Home Dunia Kepala Pengawas Nuklir PBB Mengatakan Iran Akan Mulai Memberi ‘Kurang Akses’ ke Situs Nuklir

Kepala Pengawas Nuklir PBB Mengatakan Iran Akan Mulai Memberi ‘Kurang Akses’ ke Situs Nuklir

by Admin


JERUSALEM, Israel – Kepala pengawas nuklir Perserikatan Bangsa-Bangsa mengatakan pada hari Minggu bahwa Iran akan mulai memberikan badannya “akses yang lebih sedikit” ke situs nuklirnya sebagai bagian dari upaya untuk menekan Barat untuk mencabut sanksi AS yang melumpuhkan.

Komentar Rafael Grossi itu muncul setelah dirinya menggelar pertemuan darurat dengan pejabat di Iran. Dia menekankan bahwa jumlah pengawas yang sama dari Badan Energi Atom Internasional (IAEA) akan terus memantau program atom Iran, tetapi akan ada “hal-hal yang kami kehilangan.”

Grossi, direktur jenderal IAEA, memberikan sedikit rincian tentang kesepakatan yang dicapai badan tersebut dengan Iran. Dia mengatakan Teheran akan terus mengizinkan kelompok pengawas untuk memantau hingga tiga bulan, menggarisbawahi jendela yang menyempit bagi kekuatan dunia untuk menyelamatkan kesepakatan nuklir yang ditandatangani dengan Iran pada 2015.

“Harapan IAEA adalah menstabilkan situasi yang sangat tidak stabil,” kata Grossi. “Saya pikir pemahaman teknis ini dilakukan sehingga konsultasi politik lain di tingkat lain dapat berlangsung dan yang terpenting kita dapat menghindari situasi di mana kami akan, dalam istilah praktis, terbang buta. “

Menteri Luar Negeri Iran Mohammad Javad Zarif mengatakan dalam sebuah wawancara di TV Iran hari Minggu sebelum bertemu dengan Grossi bahwa Iran akan berhenti memberi IAEA akses ke kamera di fasilitas nuklirnya. Zarif juga merujuk pada undang-undang yang disahkan oleh parlemen Iran pada bulan Desember yang menuntut negara itu menangguhkan beberapa inspeksi fasilitasnya jika AS tidak mencabut sanksi. Undang-undang tersebut diharapkan mulai berlaku pada hari Selasa.

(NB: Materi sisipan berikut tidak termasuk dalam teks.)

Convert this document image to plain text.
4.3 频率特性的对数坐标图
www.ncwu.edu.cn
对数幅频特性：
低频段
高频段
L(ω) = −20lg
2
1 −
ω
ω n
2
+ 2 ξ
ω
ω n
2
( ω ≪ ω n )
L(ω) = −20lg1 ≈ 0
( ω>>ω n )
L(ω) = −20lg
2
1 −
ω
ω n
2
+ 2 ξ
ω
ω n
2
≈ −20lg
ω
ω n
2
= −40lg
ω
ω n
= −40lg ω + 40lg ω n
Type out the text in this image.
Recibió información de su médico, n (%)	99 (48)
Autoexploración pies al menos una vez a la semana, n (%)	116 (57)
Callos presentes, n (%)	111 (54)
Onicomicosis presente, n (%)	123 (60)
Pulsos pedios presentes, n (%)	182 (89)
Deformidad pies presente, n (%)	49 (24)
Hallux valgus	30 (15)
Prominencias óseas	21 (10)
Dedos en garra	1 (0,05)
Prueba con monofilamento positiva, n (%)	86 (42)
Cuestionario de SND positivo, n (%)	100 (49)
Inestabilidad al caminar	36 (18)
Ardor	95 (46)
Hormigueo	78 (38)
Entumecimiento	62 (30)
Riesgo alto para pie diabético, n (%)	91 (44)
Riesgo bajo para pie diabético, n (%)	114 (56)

“Ini bukan tenggat waktu bagi dunia. Ini bukan ultimatum, ”kata Zarif. “Ini adalah masalah internal domestik antara parlemen dan pemerintah.”

Baca Juga:  Warga Australia yang Terdampar: Rencana Daniel Andrews dicambuk sebagai 'tercela'

“Kami memiliki demokrasi. Kami seharusnya menerapkan hukum negara. Dan parlemen mengadopsi undang-undang – suka atau tidak. “

Komentar Zarif menandai pengakuan tingkat tertinggi atas apa yang Iran rencanakan untuk dilakukan ketika memutuskan untuk berhenti mengikuti apa yang disebut “Protokol Tambahan.” Protokol tersebut adalah kesepakatan rahasia yang dicapai antara Iran dan IAEA sebagai bagian dari kesepakatan nuklir 2015.

Di bawah protokol, IAEA “mengumpulkan dan menganalisis ratusan ribu gambar yang diambil setiap hari oleh kamera pengintai canggihnya,” kata badan tersebut pada 2017. Badan tersebut juga mengatakan kemudian bahwa mereka telah menempatkan “2.000 segel anti-rusak pada bahan dan peralatan nuklir. . ”

Grossi mengatakan hukum parlementer Iran “berarti bahwa Protokol Tambahan, yang sangat saya sesalkan, akan ditangguhkan.”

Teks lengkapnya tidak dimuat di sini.